In classic examples such as the Fisher Iris dataset, the information reflects different physical characteristics such as the width of the petals. The Fisher Iris dataset does not include any information about where geographically any particular sample was collected -- so generally speaking it is not always necessary to include position information.
When it comes to images, it is common that the only information you have for a pixel is the row number, column number, and either grayscale or R G B components. In some cases such as determining the dominent coloring, the position within the image is irrelevant (the same colors would be dominent if you were to sort the pixels somehow.) In such a case you would just include the color information with no position information.
In a case such as yours, if the task were to determine potholes filled with water instead of potholes then it could help a lot if you had a multispectral image with an infrared channel.
But you haven't defined "pothole". What is a "pothole" for this purpose? If there were a single isolated wet pixel, would that constitute a "pothole" by itself? Or is there a minimum physical size of adjacent pixels to determine a pothole? If there were a long narrow crack in the road, could that be considered a pothole, or is there a minimum length and width to be considered a pothole ? If there is a dry dent in the road, should that be considered a pothole?

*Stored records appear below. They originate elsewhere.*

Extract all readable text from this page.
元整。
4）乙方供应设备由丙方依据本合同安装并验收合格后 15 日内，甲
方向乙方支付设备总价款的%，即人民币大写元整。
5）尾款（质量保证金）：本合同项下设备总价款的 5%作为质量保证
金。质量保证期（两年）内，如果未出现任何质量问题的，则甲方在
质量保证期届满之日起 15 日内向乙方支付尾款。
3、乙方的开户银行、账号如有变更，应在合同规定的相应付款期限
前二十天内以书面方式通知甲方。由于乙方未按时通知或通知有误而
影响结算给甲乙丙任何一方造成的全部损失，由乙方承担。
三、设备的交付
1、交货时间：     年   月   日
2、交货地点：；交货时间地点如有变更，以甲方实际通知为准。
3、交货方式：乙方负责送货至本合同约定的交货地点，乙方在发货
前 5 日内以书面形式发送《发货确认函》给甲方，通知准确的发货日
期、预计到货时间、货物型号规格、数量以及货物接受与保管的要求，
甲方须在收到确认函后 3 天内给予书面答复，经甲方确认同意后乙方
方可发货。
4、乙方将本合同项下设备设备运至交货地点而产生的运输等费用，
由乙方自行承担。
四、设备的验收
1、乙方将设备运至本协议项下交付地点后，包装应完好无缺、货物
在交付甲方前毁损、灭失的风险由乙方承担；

If geography does not matter, if you can determine potholes on a pixel-by-pixel basis without reference to adjacent pixels, then you will need to construct an information array that includes, for every pixel, the x and y coordinates of the pixel, as well as any intensity information you have available for the pixel -- it might help to use RGB instead of grayscale. For example,
[idx, centers] = kmeans(data, NUMBER_OF_CLUSTERS);
Frankly, the results should be expected to be crud. Chances are high that you want to determine "pothole" by some kind of region information, such as by searching for objects with particular aspect ratios.